303
Squadron **
Dir: Denis Delic. With: Piotr Adamczyk, Kirk Barker, Maciej
Zakoscielny, Cara Theobold. 104 mins. Cert: 15
Another week, another plucky recruit to our ever-swelling
reserves of war movies, attempting to recreate aspects of a major global conflict
on a tuppence-ha’penny budget. September gave us Hurricane, a UK-produced, English-language drama centred on those Polish
airmen who played a vital part in seeing off the Luftwaffe at the Battle of
Britain. With Armistice Day approaching, we’re now offered this Polish-funded
take on the same history. In theory, it should be the stronger venture: its
creatives are closer to these events, and it spares us the distraction of
seeing Welsh-born Game of Thrones
actors playing Eastern European hotshots. The plodding, undistinguished soap
set before us, however, is hamstrung by evidently modest resources and a
stiffness born of a desire to serve two audiences simultaneously.
The three-pronged writing staff appointed to adapt journalist
Arkady Fiedler’s non-fiction account of the same name have at least grasped
this is a story in direct conversation with our present moment, mapping how the
airmen overcame any xenophobia among their hosts by doing a sterling job. Yet
they dramatise this détente with no great skill or flair, chopping artlessly
between timeframes while handing clumsy expository dialogue to those mummers
who presumably flunked the Hurricane
medicals. The Polish leads get to speak in their own subtitled tongue, which is
a progression, but the faceless British personnel yield regular cringes from
their opening cries of “Tally ho!”; one officer eventually describes the Poles
as “the bloody best pilots we’ve got”, which is not a natural formulation.

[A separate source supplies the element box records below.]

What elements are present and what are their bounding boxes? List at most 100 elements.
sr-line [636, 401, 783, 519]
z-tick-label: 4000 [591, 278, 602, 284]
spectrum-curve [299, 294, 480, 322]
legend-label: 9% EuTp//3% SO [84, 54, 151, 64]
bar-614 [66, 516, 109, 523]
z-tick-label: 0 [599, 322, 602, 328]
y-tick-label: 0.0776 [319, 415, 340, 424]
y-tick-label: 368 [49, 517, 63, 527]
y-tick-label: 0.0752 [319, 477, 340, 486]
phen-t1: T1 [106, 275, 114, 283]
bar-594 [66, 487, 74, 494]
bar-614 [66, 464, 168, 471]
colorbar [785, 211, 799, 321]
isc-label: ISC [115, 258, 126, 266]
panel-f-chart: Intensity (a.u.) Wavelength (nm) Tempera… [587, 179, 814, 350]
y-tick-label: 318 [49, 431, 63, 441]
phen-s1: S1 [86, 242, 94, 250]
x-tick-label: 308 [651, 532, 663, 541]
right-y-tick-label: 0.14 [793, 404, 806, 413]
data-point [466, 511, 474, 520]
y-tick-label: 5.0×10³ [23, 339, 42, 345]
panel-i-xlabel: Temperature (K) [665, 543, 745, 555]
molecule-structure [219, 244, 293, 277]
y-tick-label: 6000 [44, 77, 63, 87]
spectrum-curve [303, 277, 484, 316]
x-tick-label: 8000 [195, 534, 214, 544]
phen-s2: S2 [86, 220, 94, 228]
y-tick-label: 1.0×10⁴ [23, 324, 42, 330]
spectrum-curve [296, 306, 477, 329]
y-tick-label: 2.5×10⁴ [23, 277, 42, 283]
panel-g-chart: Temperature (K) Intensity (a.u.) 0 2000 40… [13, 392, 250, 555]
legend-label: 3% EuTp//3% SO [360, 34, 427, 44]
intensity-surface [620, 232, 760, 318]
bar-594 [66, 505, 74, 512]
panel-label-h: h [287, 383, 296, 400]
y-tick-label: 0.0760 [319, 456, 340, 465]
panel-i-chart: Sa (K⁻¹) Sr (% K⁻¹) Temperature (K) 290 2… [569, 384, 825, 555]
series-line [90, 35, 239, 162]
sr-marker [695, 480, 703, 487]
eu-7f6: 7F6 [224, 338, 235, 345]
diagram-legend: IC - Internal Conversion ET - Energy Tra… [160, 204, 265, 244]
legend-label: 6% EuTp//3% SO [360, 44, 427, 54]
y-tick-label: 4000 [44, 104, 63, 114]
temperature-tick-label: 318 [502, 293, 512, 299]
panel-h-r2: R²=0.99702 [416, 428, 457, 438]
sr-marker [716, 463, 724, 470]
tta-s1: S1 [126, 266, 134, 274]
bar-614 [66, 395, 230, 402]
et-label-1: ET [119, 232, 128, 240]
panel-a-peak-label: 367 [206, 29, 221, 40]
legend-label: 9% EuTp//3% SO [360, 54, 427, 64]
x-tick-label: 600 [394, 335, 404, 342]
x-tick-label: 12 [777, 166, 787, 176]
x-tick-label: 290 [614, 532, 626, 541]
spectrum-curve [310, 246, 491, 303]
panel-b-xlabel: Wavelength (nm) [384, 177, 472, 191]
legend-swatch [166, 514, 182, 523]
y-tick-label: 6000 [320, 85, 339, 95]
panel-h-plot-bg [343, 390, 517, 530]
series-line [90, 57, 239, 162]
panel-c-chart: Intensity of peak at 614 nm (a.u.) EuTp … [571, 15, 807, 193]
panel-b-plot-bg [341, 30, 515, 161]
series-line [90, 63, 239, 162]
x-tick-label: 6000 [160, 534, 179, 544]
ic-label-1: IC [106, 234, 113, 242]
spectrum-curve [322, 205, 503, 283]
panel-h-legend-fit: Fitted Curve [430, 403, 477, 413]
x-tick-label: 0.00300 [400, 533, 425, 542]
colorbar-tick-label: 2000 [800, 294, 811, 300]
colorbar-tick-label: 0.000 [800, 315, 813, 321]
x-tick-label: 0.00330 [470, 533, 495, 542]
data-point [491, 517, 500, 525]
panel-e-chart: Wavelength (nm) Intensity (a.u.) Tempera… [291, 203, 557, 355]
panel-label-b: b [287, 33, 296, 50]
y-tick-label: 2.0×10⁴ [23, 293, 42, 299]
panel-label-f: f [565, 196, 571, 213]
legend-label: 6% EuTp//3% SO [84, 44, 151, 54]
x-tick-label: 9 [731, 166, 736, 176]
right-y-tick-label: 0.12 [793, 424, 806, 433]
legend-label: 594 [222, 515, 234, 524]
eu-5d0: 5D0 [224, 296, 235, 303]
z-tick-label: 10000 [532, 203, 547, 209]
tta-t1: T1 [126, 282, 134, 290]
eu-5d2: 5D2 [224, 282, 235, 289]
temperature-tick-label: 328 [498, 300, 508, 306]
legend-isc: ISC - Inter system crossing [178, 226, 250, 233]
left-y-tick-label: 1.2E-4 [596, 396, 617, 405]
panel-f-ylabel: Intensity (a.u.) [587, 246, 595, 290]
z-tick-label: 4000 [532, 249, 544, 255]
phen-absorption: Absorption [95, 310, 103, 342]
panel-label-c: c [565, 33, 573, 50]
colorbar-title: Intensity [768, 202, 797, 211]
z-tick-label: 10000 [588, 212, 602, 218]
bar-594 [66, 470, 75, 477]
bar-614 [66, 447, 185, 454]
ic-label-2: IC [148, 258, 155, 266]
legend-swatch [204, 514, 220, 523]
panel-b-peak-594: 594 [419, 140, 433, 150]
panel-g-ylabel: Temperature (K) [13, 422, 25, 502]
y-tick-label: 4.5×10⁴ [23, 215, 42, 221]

At a push, the film might serve as dozy matinee filler for those with an all-consuming interest in the subject. Cinematographer Waldemar Szmidt’s exteriors – planes parked in fields at magic hour, much rolling countryside – display a sunkissed handsomeness, though nothing really convinces us we’re looking at Northolt circa 1940. On those rare occasions the film gets off the ground, the computer-assisted dogfights are functional enough, if never as involving or thrilling as they needed to be. Such shortfalls finally condemn it to the 24-hour garage bargain bin of history: those who flew and fought – and in several cases fell to earth – surely merit greater cinematic application than this makeshift memorial, hewn from balsawood and sticky-backed plastic, can possibly summon.
303 Squadron opens in cinemas nationwide today.